Much of the confusion about libertarianism seems to stem from confusing the contemporary US Libertarian right with a tendency on the radical left that is sometimes described as libertarian socialism. On the right the ideological perspective centers around The Cato Institute. From their mission statement:
http://www.cato.org/about/about.html“The Cato Institute seeks to broaden the parameters of public policy debate to allow consideration of the traditional American principles of limited government, individual liberty, free markets and peace.“
A Wikipedia entry more accurately describes this outlook in strategic terms:
http://en.wikipedia.org/wiki/Libertarian“Libertarianism is a political philosophy that strongly advocates the maximization of individual rights, private property rights, and free market capitalism. Specifically, libertarianism holds that a person's freedom to dispose of his body and private property as he sees fit should be unlimited as long as that person does not initiate coercion on others. Libertarians define "coercion" as the use of physical force, the threat of such, or deception (fraud), that alters, or is intended to alter, the way individuals would use their body or property.”

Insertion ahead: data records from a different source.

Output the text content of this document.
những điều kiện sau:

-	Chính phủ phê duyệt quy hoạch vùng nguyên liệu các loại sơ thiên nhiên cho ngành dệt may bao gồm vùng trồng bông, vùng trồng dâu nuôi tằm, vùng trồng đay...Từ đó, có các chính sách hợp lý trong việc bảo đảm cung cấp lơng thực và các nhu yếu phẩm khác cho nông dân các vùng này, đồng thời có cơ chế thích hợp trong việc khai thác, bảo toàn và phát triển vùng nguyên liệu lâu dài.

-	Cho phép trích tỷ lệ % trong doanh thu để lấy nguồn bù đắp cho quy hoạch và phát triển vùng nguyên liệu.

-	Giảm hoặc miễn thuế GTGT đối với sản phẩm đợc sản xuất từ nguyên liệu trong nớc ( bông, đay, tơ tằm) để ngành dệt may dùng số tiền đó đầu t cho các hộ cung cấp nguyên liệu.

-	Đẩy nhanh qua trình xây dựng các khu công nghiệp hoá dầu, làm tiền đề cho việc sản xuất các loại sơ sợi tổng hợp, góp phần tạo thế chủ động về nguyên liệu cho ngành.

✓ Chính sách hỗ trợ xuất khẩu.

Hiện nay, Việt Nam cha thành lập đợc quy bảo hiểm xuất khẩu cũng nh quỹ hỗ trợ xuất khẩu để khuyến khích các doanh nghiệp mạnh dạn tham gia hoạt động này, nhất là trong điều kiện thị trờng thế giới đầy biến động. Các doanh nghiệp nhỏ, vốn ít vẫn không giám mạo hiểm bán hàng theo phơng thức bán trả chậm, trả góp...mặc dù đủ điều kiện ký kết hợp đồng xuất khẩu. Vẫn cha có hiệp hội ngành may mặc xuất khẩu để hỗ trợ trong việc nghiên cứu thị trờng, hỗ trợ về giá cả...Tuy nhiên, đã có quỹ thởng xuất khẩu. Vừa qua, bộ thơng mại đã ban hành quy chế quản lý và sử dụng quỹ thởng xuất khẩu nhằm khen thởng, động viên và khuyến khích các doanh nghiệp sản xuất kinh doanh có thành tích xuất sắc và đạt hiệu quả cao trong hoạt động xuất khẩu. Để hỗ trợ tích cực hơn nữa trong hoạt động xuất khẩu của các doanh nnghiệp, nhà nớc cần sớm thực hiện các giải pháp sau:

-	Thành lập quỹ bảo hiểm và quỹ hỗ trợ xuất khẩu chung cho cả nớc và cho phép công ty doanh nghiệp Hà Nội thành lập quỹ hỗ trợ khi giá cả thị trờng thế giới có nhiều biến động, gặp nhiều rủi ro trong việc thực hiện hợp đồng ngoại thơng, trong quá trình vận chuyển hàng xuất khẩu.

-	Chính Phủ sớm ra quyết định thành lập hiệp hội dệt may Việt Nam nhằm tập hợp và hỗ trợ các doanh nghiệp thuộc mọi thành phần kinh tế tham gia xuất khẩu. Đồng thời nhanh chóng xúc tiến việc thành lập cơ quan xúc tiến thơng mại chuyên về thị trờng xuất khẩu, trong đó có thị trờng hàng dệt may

In theory this approach appears analogous to a populous “rugged individualism”. In practice it resists all attempts at economic, environmental and civil rights regulation. Often a libertarian critique of public policy sounds remarkably progressive, but quickly deteriorates into a far right attack on entitlements and democratic regulatory principles. A great example is Fox News commentator Andrew Napolitano, a former NJ Superior Court judge. His recent book “Constitutional Chaos” includes a blistering attack on The Patriot Act. Listening to him launch the book on Cspan2 BookTV (held at the Cato Institute) you might have thought you were listening to a progressive civil libertarian. The punch line is that he ultimately equates the loss of individual liberties of the Patriot Act with the loss of wealth through progressive taxation.

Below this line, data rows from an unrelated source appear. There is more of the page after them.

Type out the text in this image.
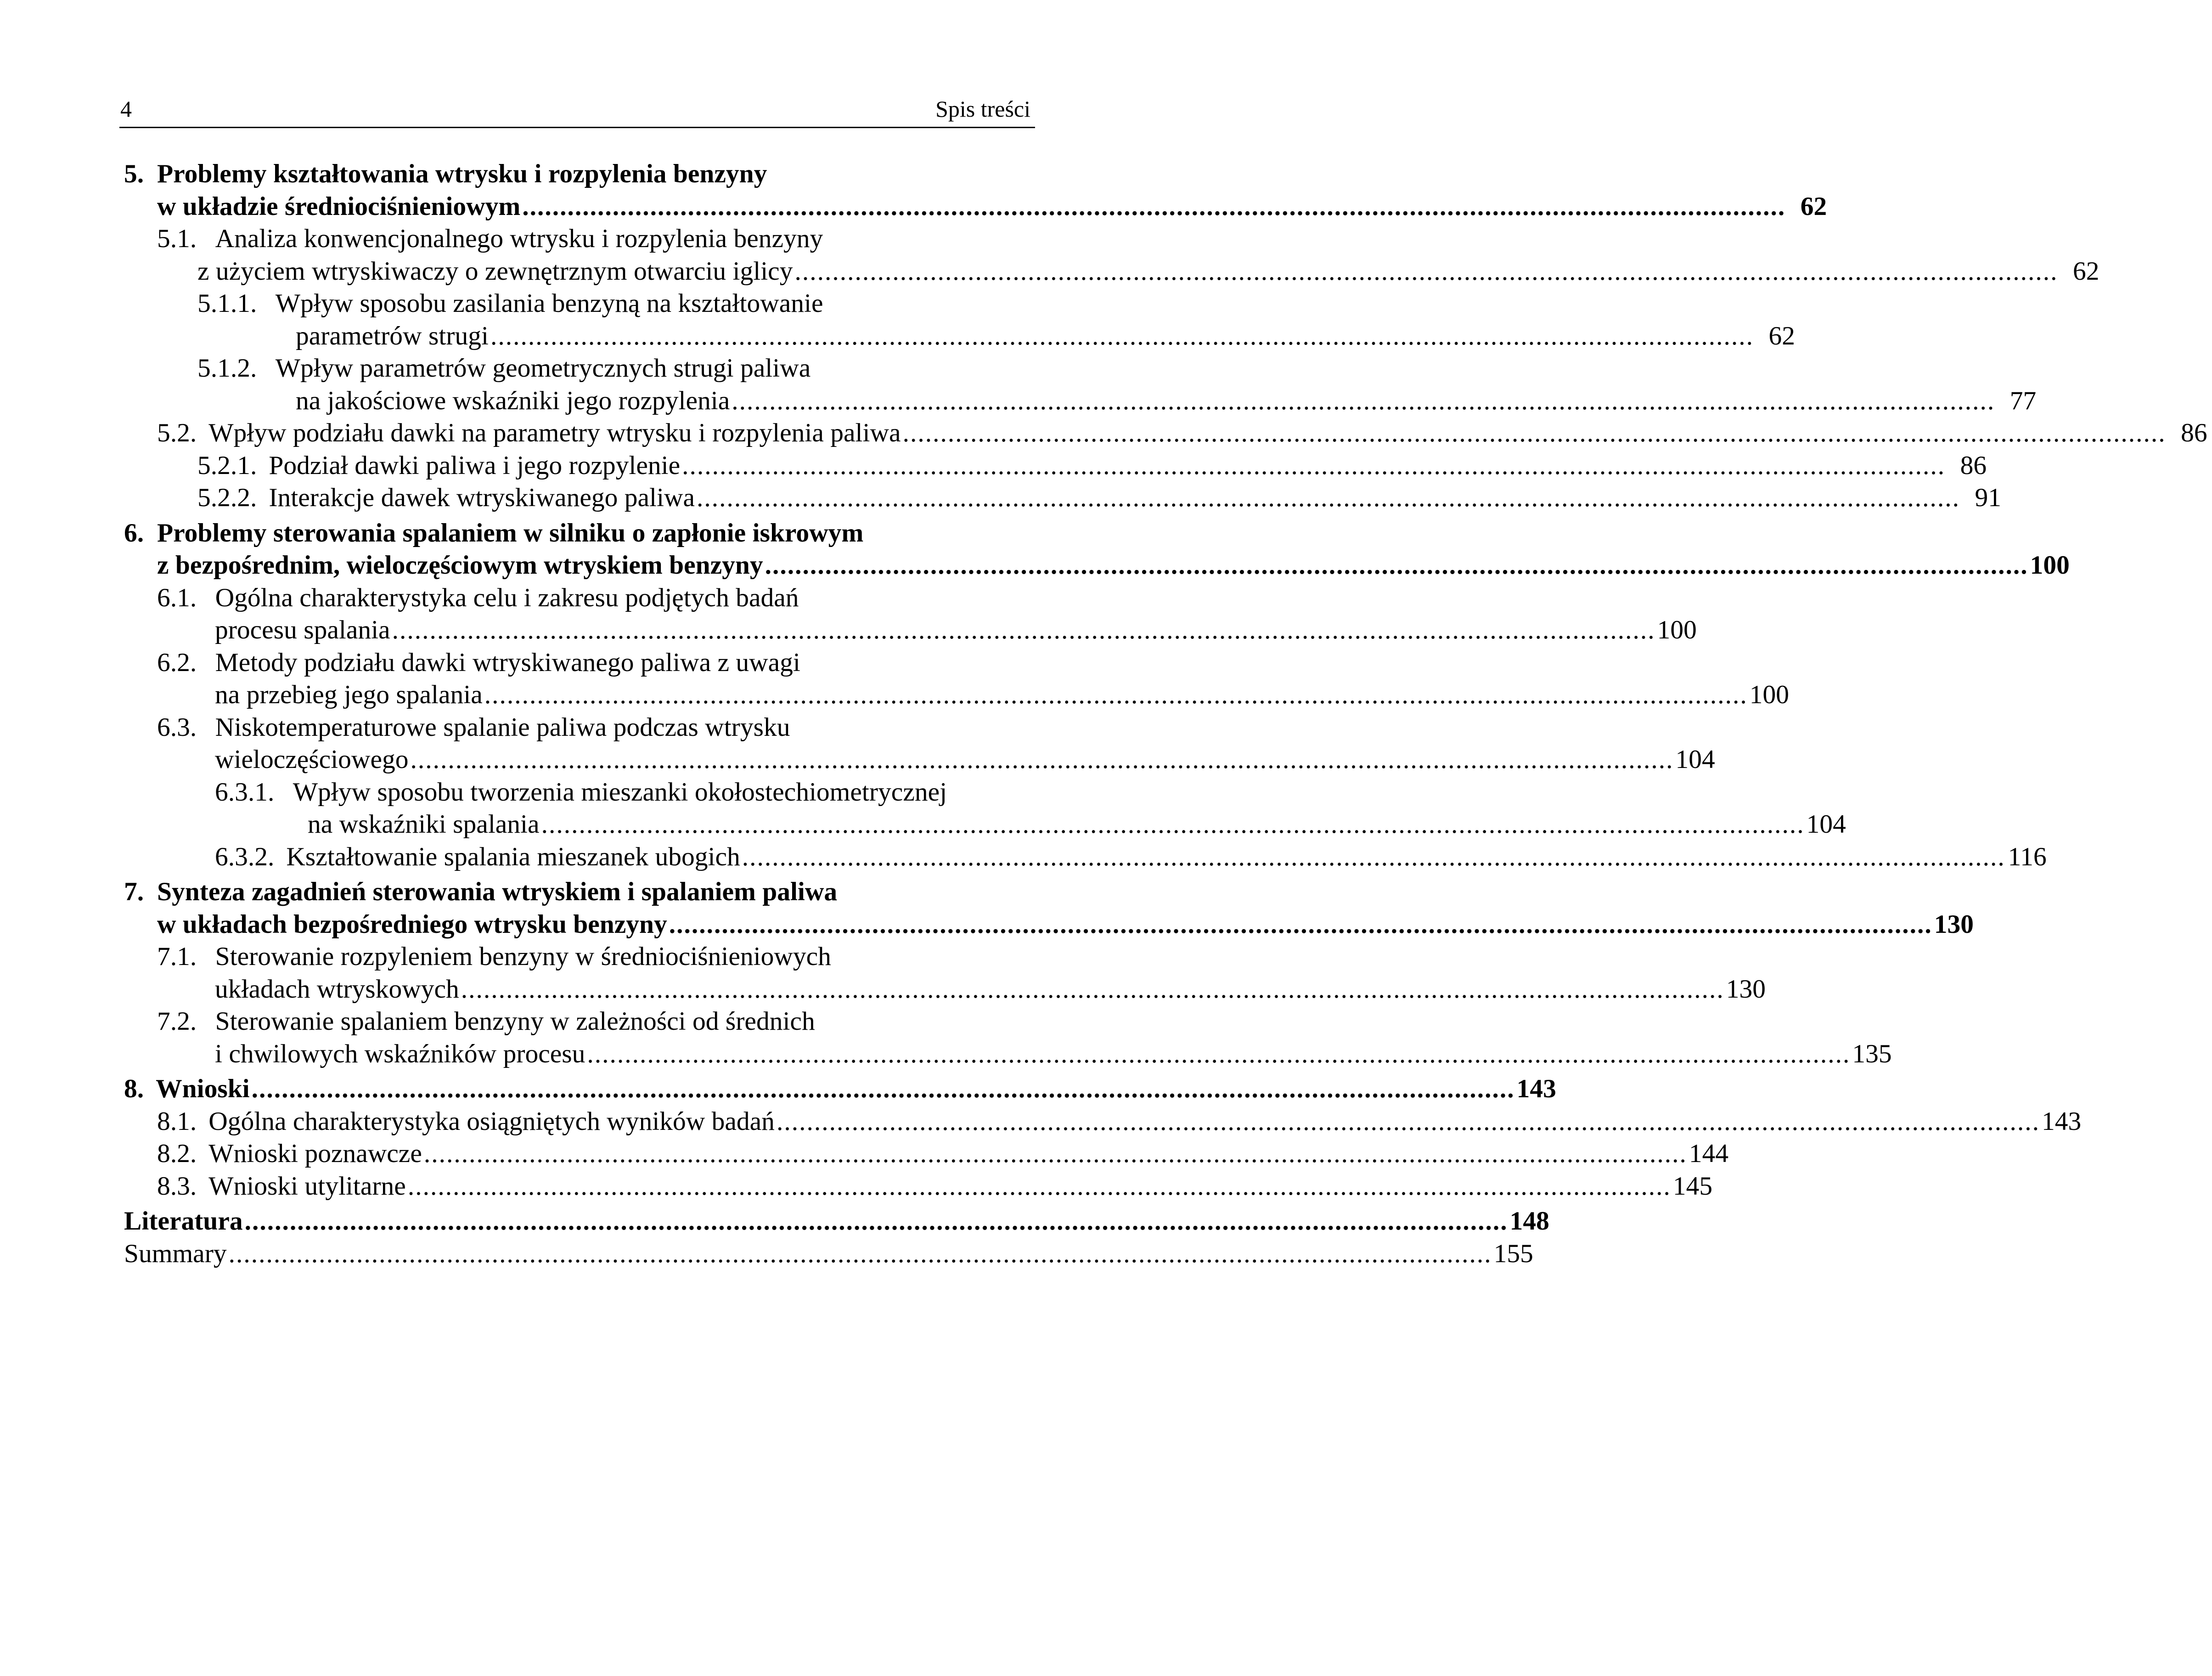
4	Spis treści
5. Problemy kształtowania wtrysku i rozpylenia benzyny
w układzie średniociśnieniowym ........................................................................................................................................................................ 62
5.1. Analiza konwencjonalnego wtrysku i rozpylenia benzyny
z użyciem wtryskiwaczy o zewnętrznym otwarciu iglicy ........................................................................................................................................................................ 62
5.1.1. Wpływ sposobu zasilania benzyną na kształtowanie
parametrów strugi ........................................................................................................................................................................ 62
5.1.2. Wpływ parametrów geometrycznych strugi paliwa
na jakościowe wskaźniki jego rozpylenia ........................................................................................................................................................................ 77
5.2. Wpływ podziału dawki na parametry wtrysku i rozpylenia paliwa ........................................................................................................................................................................ 86
5.2.1. Podział dawki paliwa i jego rozpylenie ........................................................................................................................................................................ 86
5.2.2. Interakcje dawek wtryskiwanego paliwa ........................................................................................................................................................................ 91
6. Problemy sterowania spalaniem w silniku o zapłonie iskrowym
z bezpośrednim, wieloczęściowym wtryskiem benzyny ........................................................................................................................................................................ 100
6.1. Ogólna charakterystyka celu i zakresu podjętych badań
procesu spalania ........................................................................................................................................................................ 100
6.2. Metody podziału dawki wtryskiwanego paliwa z uwagi
na przebieg jego spalania ........................................................................................................................................................................ 100
6.3. Niskotemperaturowe spalanie paliwa podczas wtrysku
wieloczęściowego ........................................................................................................................................................................ 104
6.3.1. Wpływ sposobu tworzenia mieszanki okołostechiometrycznej
na wskaźniki spalania ........................................................................................................................................................................ 104
6.3.2. Kształtowanie spalania mieszanek ubogich ........................................................................................................................................................................ 116
7. Synteza zagadnień sterowania wtryskiem i spalaniem paliwa
w układach bezpośredniego wtrysku benzyny ........................................................................................................................................................................ 130
7.1. Sterowanie rozpyleniem benzyny w średniociśnieniowych
układach wtryskowych ........................................................................................................................................................................ 130
7.2. Sterowanie spalaniem benzyny w zależności od średnich
i chwilowych wskaźników procesu ........................................................................................................................................................................ 135
8. Wnioski ........................................................................................................................................................................ 143
8.1. Ogólna charakterystyka osiągniętych wyników badań ........................................................................................................................................................................ 143
8.2. Wnioski poznawcze ........................................................................................................................................................................ 144
8.3. Wnioski utylitarne ........................................................................................................................................................................ 145
Literatura ........................................................................................................................................................................ 148
Summary ........................................................................................................................................................................ 155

On the left, the label is less useful. As DBoon posted above there was tendency on the working class left that operated in late 19th century Europe and early 20th century USA that resisted an extremely aggressive attack by Capital. Class warfare seems to have a clearer focus than today and working class struggles were often framed by a growing Marxist influence. While some on the left embraced a proto-Leninist model of seizing state power, others felt that ceding state power to anyone (regardless of class) was little improvement over capitalist domination. These were the Anarcho-Syndicalists and their allies. Later in the 20th Century the breakdown of the Stalinist model which substituted a central coordinator class for a capitalist one led some on the left to question the need for either free market or centrally planned principles of economic organization. This resulted in a variety of political solutions from some strains of the European Green movement proposing micro-economies that were totally self-sufficient to Participatory Economics a values based Economic theory developed by Michael Albert and Robin Hahnel. Throw in the Autonomist Marxism of Toni Negri and Michael Hardt and very different approaches uncomfortably fit under the same label. Again from Wikipedia:
http://en.wikipedia.org/wiki/Libertarian_socialism“Libertarian socialism is any one of a group of political philosophies dedicated to opposing coercive forms of authority and social hierarchy, in particular the institutions of capitalism and the state. Some of the best known libertarian socialist ideologies are anarchism (particularly anarcho-communism and anarcho-syndicalism), council communism, autonomist Marxism, and social ecology. However, the terms Anarcho-Communism and Libertarian Communism should not be considered synonyms for libertarian socialism. Anarcho-Communism is a particular branch of libertarian socialism.
Libertarian socialists believe in the abolition of both private control over the means of production and the state, considering both of these to be unnecessary and harmful institutions.”